In almost all cases, though, I think that the first thing to do with this type of problem is to read the first file line by line, chomp each line and store each line as a key in a hash (the associated values don't really matter, could be 1 for each hash entry.
Then, you read the second file line by line and for each line test it against each hash entry. The way to do it may differ depending on various factors pertaining to the data: relative size of the files, size of each line in the second file, volume of data (i.e. do you want to optimize for code simplicity or for speed and performance), etc. and also the Perl version you are using. You could use:
- Regular expressions to find a match and capture whatever is before the match in the line
- Index and substr function
- Possibly the smart match (if your Perl version allows it)
Another possible approach may be to use the List::Utils (and/or possibly List::More::Utils)) modules to compare the list of words in the first file and the list of words in each line of the second file.
November 13th, 2012, 03:07 AM
-
Hi
Thanks for reply.
Yes, the second file is larger but follow the same pattern as sample presented here.
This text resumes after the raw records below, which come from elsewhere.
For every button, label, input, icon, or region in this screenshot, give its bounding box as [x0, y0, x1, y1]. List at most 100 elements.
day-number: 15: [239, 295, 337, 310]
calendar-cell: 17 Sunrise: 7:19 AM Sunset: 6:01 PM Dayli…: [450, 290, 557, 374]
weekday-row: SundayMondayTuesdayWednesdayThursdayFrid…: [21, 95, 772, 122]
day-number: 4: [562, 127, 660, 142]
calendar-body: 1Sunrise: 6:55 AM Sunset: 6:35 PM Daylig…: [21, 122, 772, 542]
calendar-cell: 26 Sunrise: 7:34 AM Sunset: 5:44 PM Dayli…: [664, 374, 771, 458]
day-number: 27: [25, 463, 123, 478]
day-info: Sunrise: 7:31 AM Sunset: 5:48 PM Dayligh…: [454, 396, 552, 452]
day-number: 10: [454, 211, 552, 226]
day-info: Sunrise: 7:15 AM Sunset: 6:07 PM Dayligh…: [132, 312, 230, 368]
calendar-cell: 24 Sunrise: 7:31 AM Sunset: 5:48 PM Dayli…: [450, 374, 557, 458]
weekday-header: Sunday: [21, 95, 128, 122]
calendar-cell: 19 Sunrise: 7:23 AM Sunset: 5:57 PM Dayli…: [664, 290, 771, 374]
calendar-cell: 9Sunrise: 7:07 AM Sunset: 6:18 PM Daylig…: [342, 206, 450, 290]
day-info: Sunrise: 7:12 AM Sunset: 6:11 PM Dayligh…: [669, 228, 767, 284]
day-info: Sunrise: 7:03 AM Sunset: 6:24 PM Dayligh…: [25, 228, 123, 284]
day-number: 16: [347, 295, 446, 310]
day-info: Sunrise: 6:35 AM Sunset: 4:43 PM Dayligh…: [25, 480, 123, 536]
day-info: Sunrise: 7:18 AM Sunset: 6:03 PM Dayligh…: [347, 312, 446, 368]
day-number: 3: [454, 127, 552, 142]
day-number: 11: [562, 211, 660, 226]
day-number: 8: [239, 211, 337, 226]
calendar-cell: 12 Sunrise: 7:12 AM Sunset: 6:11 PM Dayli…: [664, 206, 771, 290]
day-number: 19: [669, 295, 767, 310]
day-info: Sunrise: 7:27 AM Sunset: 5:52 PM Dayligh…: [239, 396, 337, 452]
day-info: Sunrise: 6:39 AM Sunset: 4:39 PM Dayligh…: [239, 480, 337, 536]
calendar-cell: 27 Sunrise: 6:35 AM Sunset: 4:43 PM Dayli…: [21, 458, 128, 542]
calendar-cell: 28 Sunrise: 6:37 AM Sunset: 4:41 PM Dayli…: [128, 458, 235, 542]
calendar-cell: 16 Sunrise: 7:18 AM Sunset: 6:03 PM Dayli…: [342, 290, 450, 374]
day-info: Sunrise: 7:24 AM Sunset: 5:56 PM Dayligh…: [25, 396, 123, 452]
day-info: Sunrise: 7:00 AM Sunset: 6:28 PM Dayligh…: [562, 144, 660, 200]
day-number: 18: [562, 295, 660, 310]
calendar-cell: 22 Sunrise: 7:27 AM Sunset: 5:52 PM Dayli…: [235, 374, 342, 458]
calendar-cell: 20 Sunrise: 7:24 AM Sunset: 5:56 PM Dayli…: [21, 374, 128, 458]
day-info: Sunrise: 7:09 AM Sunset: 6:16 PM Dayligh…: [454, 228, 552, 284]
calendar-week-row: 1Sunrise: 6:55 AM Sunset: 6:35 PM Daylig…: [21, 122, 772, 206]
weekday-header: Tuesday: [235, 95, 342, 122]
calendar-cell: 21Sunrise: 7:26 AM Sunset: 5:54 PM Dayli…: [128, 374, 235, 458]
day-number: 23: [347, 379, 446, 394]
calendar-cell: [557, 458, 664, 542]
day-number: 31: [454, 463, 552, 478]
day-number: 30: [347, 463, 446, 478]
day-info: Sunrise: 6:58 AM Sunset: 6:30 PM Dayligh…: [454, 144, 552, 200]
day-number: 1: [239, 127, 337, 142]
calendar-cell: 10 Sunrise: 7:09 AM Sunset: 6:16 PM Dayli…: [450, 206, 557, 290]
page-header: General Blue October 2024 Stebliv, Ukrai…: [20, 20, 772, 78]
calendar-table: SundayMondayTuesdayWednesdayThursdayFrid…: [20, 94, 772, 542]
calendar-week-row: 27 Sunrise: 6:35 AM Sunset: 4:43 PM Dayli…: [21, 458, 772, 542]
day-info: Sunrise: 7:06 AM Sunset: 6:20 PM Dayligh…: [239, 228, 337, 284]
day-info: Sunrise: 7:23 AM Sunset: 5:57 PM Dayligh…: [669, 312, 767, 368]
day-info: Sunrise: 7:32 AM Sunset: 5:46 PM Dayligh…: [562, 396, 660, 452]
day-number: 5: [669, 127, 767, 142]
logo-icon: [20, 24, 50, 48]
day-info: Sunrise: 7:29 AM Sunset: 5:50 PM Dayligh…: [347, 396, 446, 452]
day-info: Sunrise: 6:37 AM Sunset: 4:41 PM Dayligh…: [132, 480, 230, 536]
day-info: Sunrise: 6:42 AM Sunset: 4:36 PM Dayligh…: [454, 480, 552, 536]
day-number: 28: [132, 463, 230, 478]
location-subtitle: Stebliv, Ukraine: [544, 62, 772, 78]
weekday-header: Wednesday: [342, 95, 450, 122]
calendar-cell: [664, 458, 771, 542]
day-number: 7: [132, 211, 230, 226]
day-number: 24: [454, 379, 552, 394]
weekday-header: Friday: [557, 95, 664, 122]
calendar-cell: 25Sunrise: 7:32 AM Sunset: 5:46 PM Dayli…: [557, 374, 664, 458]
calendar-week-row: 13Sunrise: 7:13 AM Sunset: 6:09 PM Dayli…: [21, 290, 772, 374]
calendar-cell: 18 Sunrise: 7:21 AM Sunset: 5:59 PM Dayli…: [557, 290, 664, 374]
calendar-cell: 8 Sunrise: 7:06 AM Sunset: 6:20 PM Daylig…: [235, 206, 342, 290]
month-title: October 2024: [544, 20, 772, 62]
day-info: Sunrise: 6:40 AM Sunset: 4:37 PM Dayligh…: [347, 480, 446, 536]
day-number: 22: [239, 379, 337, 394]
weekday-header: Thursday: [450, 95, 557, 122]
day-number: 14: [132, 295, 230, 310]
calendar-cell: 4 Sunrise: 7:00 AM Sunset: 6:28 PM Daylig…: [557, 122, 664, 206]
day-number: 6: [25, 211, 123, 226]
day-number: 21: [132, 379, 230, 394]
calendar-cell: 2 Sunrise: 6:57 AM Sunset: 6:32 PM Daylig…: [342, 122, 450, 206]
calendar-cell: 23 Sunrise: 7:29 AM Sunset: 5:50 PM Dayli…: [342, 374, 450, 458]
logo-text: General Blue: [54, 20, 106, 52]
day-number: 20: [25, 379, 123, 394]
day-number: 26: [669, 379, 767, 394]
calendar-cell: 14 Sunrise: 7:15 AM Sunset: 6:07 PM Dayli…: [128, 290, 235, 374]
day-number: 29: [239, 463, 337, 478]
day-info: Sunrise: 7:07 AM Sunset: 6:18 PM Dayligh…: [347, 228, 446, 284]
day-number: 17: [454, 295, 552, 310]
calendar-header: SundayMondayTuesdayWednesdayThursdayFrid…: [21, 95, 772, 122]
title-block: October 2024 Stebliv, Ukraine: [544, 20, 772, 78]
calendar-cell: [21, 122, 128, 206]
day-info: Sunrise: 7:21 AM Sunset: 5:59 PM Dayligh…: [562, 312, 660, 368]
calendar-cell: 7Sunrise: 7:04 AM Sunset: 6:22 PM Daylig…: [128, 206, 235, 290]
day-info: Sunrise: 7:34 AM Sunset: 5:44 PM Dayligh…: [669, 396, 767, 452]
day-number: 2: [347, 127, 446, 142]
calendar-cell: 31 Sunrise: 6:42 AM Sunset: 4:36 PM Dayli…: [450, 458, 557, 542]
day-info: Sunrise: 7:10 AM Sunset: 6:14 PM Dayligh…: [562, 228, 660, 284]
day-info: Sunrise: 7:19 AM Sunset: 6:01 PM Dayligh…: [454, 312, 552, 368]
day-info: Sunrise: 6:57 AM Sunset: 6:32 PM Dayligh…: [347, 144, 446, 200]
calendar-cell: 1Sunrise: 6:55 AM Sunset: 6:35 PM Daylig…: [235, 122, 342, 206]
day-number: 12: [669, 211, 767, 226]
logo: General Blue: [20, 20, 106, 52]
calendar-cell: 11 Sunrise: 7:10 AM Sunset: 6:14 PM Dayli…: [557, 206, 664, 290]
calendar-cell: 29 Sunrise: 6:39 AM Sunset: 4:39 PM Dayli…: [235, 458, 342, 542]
But first file is small and this much only which I presented
Initially I tried one code in unix which worked for very small sample to certain extent but not for large original data so
here is the code in shell which I tried:
awk 'NR==FNR{X[$1]=$0;next}{n=split($1,P," ");sub($1,"",$0);for(i=1;i<=n;i++){if(X[P[i]]){print P[i],$0}}}' file1 FS="\t" file2
Now taking help in from perl!
November 13th, 2012, 08:37 AM
-
What have you tried?
How big are the files?
Is there a possibility of one or both of the files having duplicate entries in the first column?